Off Street Parking

November 12th, 2014 by James Goudie KC

In Isle of Wight Council and Others v HMRC [2014] UKUT 446 (TCC) the Upper Tribunal held that the First-tier Tribunal had been entitled to find that local authorities were not entitled to recover VAT included in supplies of off-street carparking pursuant to the Road Traffic Regulation Act 1984, Sections 32, 35 and 122.  Non- taxation would lead to the risk of significant distortions of competition in the off-street car parking market and the provision of outsourcing.  Local authorities were not entitled to be treated as a non-taxable person.

Proudman J accepted (para 54) that “the RTRA as a whole is not a revenue-raising measure”; that, although the cases of Cran, Djanogly and Attfield relate to on-street parking, they were applicable in that respect to off-street parking; that it is legitimate for a local authority to structure its car parking prices so as to discourage parking in some places and encourage it in others; that it is likewise legitimate to use surplus revenue generated from some car parks to make up a  shortfall in revenue from car parks which, whether for policy reasons or otherwise, are run at a loss, or where parking is free of charge; and that there is no requirement that income and expenditure be balanced on a car park by car park basis.

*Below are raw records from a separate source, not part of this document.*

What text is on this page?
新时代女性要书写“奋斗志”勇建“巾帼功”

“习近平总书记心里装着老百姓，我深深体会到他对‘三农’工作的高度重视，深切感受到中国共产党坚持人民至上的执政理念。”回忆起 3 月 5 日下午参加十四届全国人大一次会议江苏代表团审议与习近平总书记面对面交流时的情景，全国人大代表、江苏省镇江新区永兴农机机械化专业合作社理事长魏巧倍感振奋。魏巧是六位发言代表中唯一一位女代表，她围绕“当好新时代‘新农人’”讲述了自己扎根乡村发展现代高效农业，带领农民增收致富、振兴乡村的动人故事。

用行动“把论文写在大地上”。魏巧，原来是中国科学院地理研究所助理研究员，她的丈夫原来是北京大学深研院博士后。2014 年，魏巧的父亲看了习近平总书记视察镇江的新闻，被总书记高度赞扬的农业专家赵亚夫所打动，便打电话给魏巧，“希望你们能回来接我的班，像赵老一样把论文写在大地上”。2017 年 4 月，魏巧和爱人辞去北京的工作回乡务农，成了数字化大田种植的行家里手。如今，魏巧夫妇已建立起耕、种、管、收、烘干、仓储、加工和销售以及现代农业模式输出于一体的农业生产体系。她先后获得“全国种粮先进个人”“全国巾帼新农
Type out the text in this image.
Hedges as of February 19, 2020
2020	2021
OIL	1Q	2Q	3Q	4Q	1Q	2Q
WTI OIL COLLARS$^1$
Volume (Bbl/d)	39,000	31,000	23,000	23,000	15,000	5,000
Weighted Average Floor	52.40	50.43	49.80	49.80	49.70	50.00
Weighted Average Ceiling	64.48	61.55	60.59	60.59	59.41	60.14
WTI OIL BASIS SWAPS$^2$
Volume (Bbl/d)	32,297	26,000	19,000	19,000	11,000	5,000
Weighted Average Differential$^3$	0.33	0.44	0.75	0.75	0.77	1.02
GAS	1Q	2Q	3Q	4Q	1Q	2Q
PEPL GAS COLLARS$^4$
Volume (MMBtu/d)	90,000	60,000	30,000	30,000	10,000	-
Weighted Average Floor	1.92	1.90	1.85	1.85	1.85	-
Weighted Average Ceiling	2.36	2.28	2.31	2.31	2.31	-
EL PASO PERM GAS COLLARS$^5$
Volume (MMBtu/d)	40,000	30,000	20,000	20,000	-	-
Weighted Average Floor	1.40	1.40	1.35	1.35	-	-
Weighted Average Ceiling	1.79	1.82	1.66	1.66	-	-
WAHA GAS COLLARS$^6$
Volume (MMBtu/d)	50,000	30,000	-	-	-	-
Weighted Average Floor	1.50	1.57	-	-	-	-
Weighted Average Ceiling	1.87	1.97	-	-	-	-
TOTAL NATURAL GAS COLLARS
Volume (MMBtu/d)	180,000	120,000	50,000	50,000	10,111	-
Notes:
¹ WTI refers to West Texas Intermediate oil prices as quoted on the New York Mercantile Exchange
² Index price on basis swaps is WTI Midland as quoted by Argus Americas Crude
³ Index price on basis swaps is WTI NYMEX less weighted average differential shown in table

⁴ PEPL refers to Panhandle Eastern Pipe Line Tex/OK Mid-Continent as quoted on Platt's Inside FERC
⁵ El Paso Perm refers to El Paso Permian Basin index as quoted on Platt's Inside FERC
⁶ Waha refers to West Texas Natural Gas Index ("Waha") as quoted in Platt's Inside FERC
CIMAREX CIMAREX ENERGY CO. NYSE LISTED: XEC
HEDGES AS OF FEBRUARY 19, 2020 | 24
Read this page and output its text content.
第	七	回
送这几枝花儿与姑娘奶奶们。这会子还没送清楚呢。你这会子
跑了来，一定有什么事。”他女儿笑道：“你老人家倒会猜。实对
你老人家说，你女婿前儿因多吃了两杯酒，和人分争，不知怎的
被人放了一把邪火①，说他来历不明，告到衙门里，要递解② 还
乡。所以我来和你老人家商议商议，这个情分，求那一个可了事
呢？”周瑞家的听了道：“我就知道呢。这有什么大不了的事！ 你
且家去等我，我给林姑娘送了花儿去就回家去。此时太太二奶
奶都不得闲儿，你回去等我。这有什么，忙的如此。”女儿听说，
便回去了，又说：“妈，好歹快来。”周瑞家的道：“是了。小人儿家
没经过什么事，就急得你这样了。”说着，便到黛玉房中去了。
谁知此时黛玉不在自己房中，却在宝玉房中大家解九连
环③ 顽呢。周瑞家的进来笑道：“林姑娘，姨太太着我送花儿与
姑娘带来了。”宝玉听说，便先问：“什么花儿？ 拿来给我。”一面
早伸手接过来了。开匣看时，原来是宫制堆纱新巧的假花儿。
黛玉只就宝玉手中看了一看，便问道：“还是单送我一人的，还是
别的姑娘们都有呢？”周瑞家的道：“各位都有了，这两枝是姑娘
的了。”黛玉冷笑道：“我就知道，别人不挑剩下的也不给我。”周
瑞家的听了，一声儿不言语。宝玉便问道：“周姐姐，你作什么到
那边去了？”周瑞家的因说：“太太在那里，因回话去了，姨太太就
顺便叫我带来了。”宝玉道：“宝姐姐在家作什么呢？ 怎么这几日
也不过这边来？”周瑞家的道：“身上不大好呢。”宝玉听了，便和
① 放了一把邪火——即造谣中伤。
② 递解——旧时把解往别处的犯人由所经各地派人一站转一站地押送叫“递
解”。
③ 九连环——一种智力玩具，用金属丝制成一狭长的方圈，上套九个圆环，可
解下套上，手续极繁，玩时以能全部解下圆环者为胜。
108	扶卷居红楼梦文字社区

Proudman J said that it must follow, if the RTRA is not a fiscal measure, that “overall, and perhaps taking one year with another”, the cost to the local authority of meeting its statutory obligation of providing sufficient off-street parking and the revenue generated from the activity must be “broadly equal”.  The “deliberate making” of a profit would take the activity into the realm of “trading”.